Editorials

Tales From the Backlog: The Fresh Allure of The Old Republic

Huge multiplayer online games and I don’t get along very well.  Part of it is just the nature of the netcode: that feeling of rough approximation in every interaction.  Environments have improbable proportions, with every hovel an airplane hangar and every footpath a runway so that potentially hundreds of inhabitants can maneuver in peace.  Character progression is metered out very slowly in the hopes of keeping players reaching for the next prize as long as possible.

Mostly though, I’m just a big narcissist.

And why shouldn’t I be?  Can you name anyone else who’s saved Icewind Dale, Gotham City, and the Capital Wasteland from horrible threats?  Anyone who can outfly Kilrathi, Shivan, and Cardassian aces by the squadron?  Who else can raid tombs, manage cities, and single-handedly save the president’s daughter from cultist zombie parasites in their spare time?

If you answered some combination of “Yes,” “Me,” and “Everyone,” thanks for ruining the illusion.  Jerk.  Next you’ll probably tell me that you did some of those things without dying, or in half the time, or with every possible bit of side content completed on the way.

Because, of course, millions of people have bested these challenges.  Most of them were way better at them than me, too.  We’ve got a few thousand of them registered on our forums right now, and scores more out there blogging, screenshotting, podcasting, and chatting about their accomplishments.  It’s a vast community brimming with opinions and advice, and the great majority of my gaming adventures are made on the direct recommendations of others who’ve already trod those paths.

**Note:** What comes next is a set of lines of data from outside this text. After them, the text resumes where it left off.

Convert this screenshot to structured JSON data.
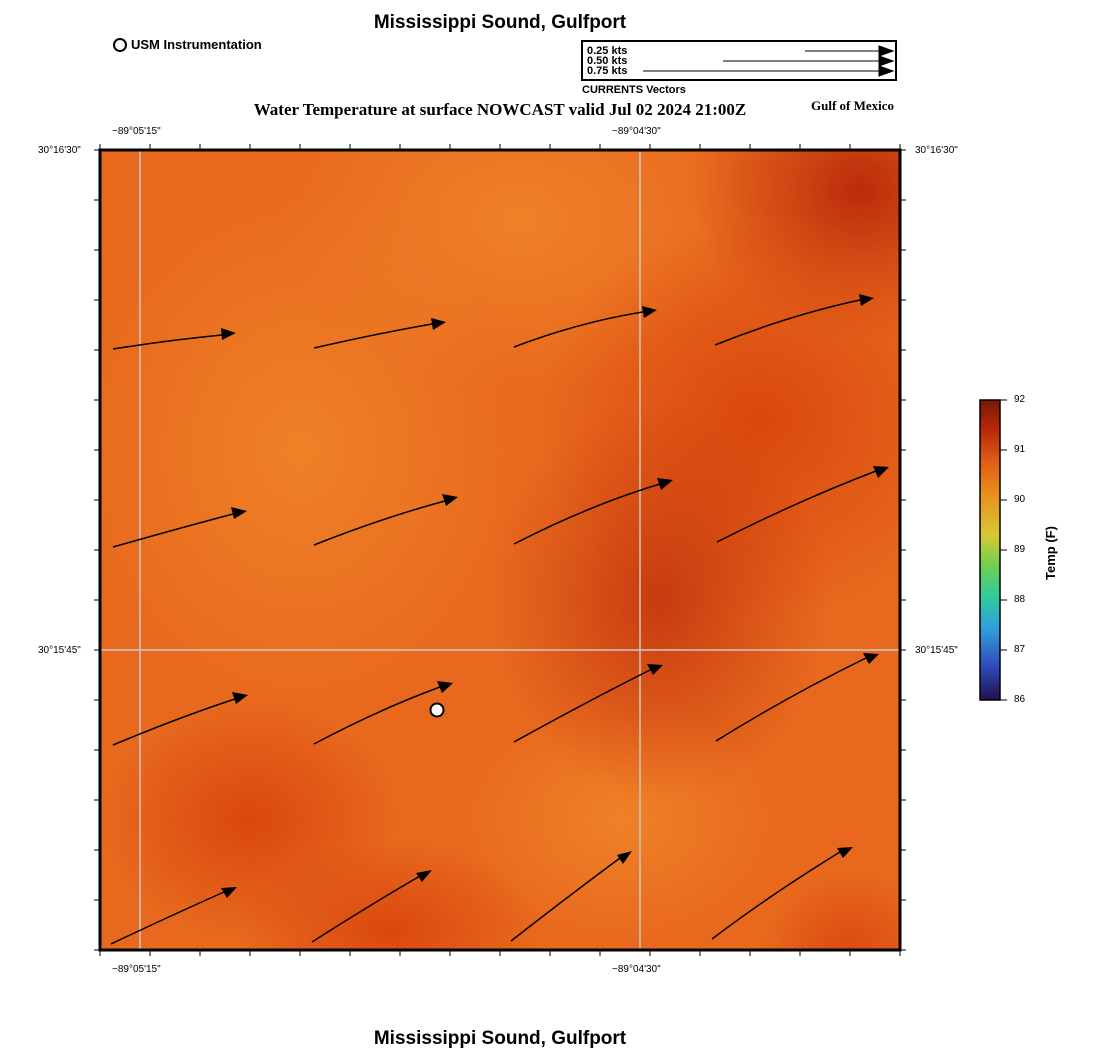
{
  "header": {
    "title": "Mississippi Sound, Gulfport",
    "footer_title": "Mississippi Sound, Gulfport",
    "subtitle": "Water Temperature at surface NOWCAST valid Jul 02 2024 21:00Z",
    "region": "Gulf of Mexico"
  },
  "legend": {
    "station_label": "USM Instrumentation",
    "vector_scale": [
      "0.25 kts",
      "0.50 kts",
      "0.75 kts"
    ],
    "vector_title": "CURRENTS Vectors"
  },
  "axes": {
    "top_lon": [
      "−89°05'15\"",
      "−89°04'30\""
    ],
    "bottom_lon": [
      "−89°05'15\"",
      "−89°04'30\""
    ],
    "left_lat": [
      "30°16'30\"",
      "30°15'45\""
    ],
    "right_lat": [
      "30°16'30\"",
      "30°15'45\""
    ]
  },
  "colorbar": {
    "label": "Temp (F)",
    "ticks": [
      "92",
      "91",
      "90",
      "89",
      "88",
      "87",
      "86"
    ],
    "colors": [
      "#7a1808",
      "#c0300a",
      "#e8741e",
      "#e0c030",
      "#50d060",
      "#30a0d8",
      "#3050c0",
      "#201050"
    ]
  },
  "map": {
    "field_colors": {
      "base": "#e8691e",
      "warm": "#d8440c",
      "hot": "#c0300a",
      "cool": "#ee7c24"
    }
  }
}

The difference in persistent online games is that the footsteps I’m following were laid down by the guy visibly right in front of me.  There he is, turning in the eight splinterweeds I was told were critical to the survival of the feywild.  And again, slaying the vicious kobold terror I was begged to kill.  Thank god I’ll just have to wait a few minutes until it respawns, fresh new head on its shoulders, pacing around the back of that tree until a statistically adequate hero comes along to save the town again.  I just have to get him ahead of the person coming up behind me.

I already know my virtual exploits are not unique.  MMOs sacrifice the mirage that they’re even perceptible.  Any game can be erased and restarted – Capcom’s Resident Evil: The Mercenaries excepted – but here is only genre in the industry where I am confronted with the fruits of my labor being ungrown in real time.  If a raid boss falls in the fracas and your speakers are turned off, does it make a noise?  What is the sound of one alt crafting?

This is the existential abyss that eventually pushes me out of even the most precisely calibrated online game.  With no narrative to pursue, no agency over the environment, and no particular interest in signing on with a guild of strangers to grind out endgame encounters, the naked game mechanics leave me cold by a third of the way towards the level cap.

It’s also why I carry such high hopes for Bioware’s The Old Republic.  Everyone assures me it’s the MMO for people who don’t like MMOs.  They say every character class gets their own story: a full cinematic arc with all the NPC interactions, moral choices, and quality voice work you’d expect from the creators of Dragon Age and Mass Effect, and an understanding of the source material we haven’t seen since…well, Bioware’s last Star Wars game.  I’ve even heard the nickname KOTOR3 tossed around.  It’s a bold claim, but if even one of the class storylines can evoke that degree of personal engagement for me, this visit to the world of online games would be a smashing success.

So just after this, I’ll be taking my first steps into a modern online-only game by rolling up a Republic Trooper.  Choosing an average rank-and-file soldier in a universe brimming with telekinetic swordsmen and seething mystics might seem like a mundane choice, but the least iconic class really is the one I’m most interested in playing.

I guess when everyone else has superpowers, he just seems the least forgettable.